The first shirt Graham wears with this suit is patterned in thin gray and white stripes, detailed with a front placket and double (French) cuffs that fasten through rounded metal links.
The suit’s matching flat front trousers have straight side pockets, jetted back pockets, and turn-ups (cuffs), as well as loops for the black leather belt with its polished silver rectangular single-prong buckle.
Part of Graham’s nightly routine includes Harold helping his master into his more leisure-oriented evening-wear, including replacing his shoes with more comfortable velvet slippers. With this suit, he wears black calf derby shoes and black socks.
Once Graham’s comfortably in his slippers, Harold helps him off with his jacket, tie, and collar, replacing all with a dark shawl-collar belted dressing gown in green, burgundy, and navy paisley, completing the look with a bright scarlet red scarf and a white pocket square before “respectfully” giving Graham his two weeks notice.
When McPherson confronts Graham and Henrietta with Uncle Harry’s loan, Graham wears the same suit and tie, though he’s wearing a different Winchester shirt with a solid light blue cotton body.
Given how rigorously Graham drives his Ferrari, he was well-advised to equip himself with the appropriate racing gear from his black perforated leather driving gloves to that plain white racing helmet with black leather padding and chinstrap.

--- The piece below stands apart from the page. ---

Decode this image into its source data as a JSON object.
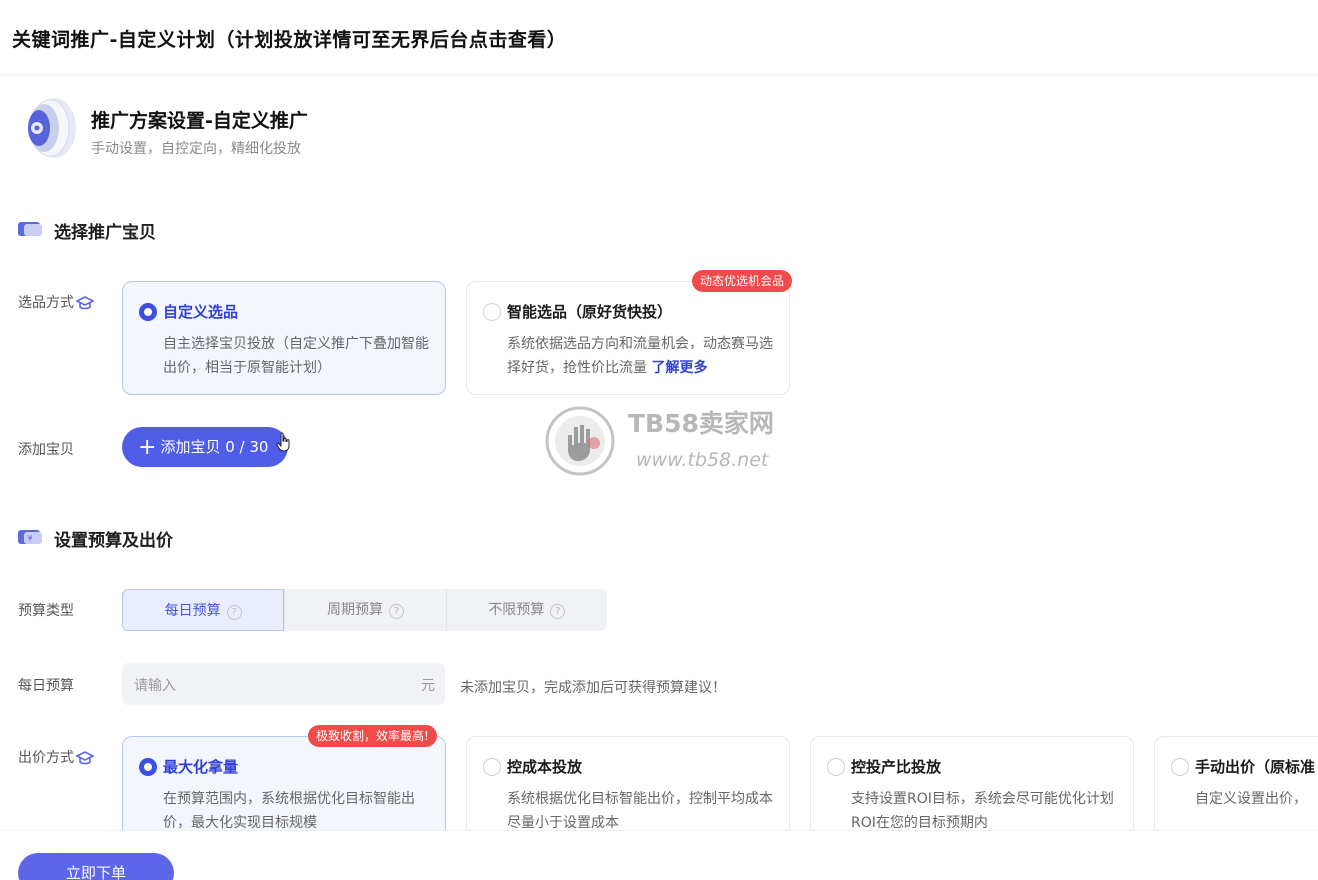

The closing credits cite all jewelry was “courtesy of Cartier, Inc.,” which likely also extends to Graham’s gold tank watch with its white rectangular dial, secured to his left wrist on a black leather strap.
What to Imbibe
As Henry Graham admits his new financial situation to his straight-talking butler, Harold, Harold pours him a carefully measured highball of whiskey and water, evidently another part of Graham’s beloved evening routine.
Despite A Night to Remember being one of my favorite movies, I hardly recognized actor George Rose as Harold, a little more cautiously measuring the components for his master’s highball than he was when swilling Johnnie Walker as Charles Joughin, Titanic‘s chief baker whose inebriated state may have fortified him against hours in the freezing Atlantic Ocean, possibly saving his life.

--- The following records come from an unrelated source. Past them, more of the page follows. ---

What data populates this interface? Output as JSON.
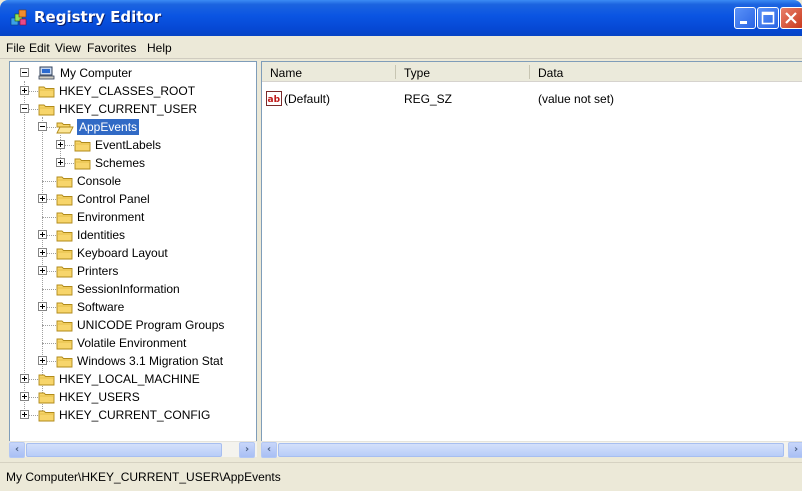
{
  "window": {
    "title": "Registry Editor",
    "icon": "registry-editor-icon"
  },
  "menu": [
    "File",
    "Edit",
    "View",
    "Favorites",
    "Help"
  ],
  "tree": {
    "root": "My Computer",
    "items": [
      {
        "label": "HKEY_CLASSES_ROOT"
      },
      {
        "label": "HKEY_CURRENT_USER"
      },
      {
        "label": "AppEvents"
      },
      {
        "label": "EventLabels"
      },
      {
        "label": "Schemes"
      },
      {
        "label": "Console"
      },
      {
        "label": "Control Panel"
      },
      {
        "label": "Environment"
      },
      {
        "label": "Identities"
      },
      {
        "label": "Keyboard Layout"
      },
      {
        "label": "Printers"
      },
      {
        "label": "SessionInformation"
      },
      {
        "label": "Software"
      },
      {
        "label": "UNICODE Program Groups"
      },
      {
        "label": "Volatile Environment"
      },
      {
        "label": "Windows 3.1 Migration Stat"
      },
      {
        "label": "HKEY_LOCAL_MACHINE"
      },
      {
        "label": "HKEY_USERS"
      },
      {
        "label": "HKEY_CURRENT_CONFIG"
      }
    ]
  },
  "list": {
    "columns": [
      "Name",
      "Type",
      "Data"
    ],
    "rows": [
      {
        "name": "(Default)",
        "type": "REG_SZ",
        "data": "(value not set)",
        "icon": "string-value-icon"
      }
    ]
  },
  "status": "My Computer\\HKEY_CURRENT_USER\\AppEvents",
  "colors": {
    "titlebar": "#0a54e2",
    "selection": "#316ac5",
    "folder": "#f7d56b"
  }
}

Harold serves Graham’s spirits from a glass decanter, so it’s not certain what he’s drinking, but—assuming it’s whisky—we know Graham approves of the Ballantine’s 21-Year-Old variety of blended Scotch as we see him funneling into his flasks to prepare for a canoe trip with Henrietta in the Adirondacks.
How to Get the Look
Turn over “a new leaf” in your style this spring, embracing a re-opening world by dressing up a classic gray pinstripe double-breasted business suit with a contrast collar shirt and colorful pocket square.
- Gray pinstripe wool tailored suit:
- Double-breasted 6×2-button jacket with wide peak lapels, welted breast pocket, straight jetted hip pockets, 4-button cuffs, ventless back
- Flat front trousers with belt loops, straight/on-seam side pockets, jetted back pockets, and turn-ups/cuffs
- Gray-and-white striped cotton shirt with neckband, front placket, and double/French cuffs
- White detachable point collar with gold stud fastening
- Round metal cuff links
- Black-and-white houndstooth silk tie
- Black leather belt with polished silver rectangular single-prong buckle
- Black calf leather cap-toe derby shoes
- Black socks
- Cartier Tank gold dress watch with white rectangular dial on black leather strap
Do Yourself a Favor and…
Check out the movie.
I have no skill, no resources, no ambition. All I am—or was—is rich, and that’s all I ever wanted to be.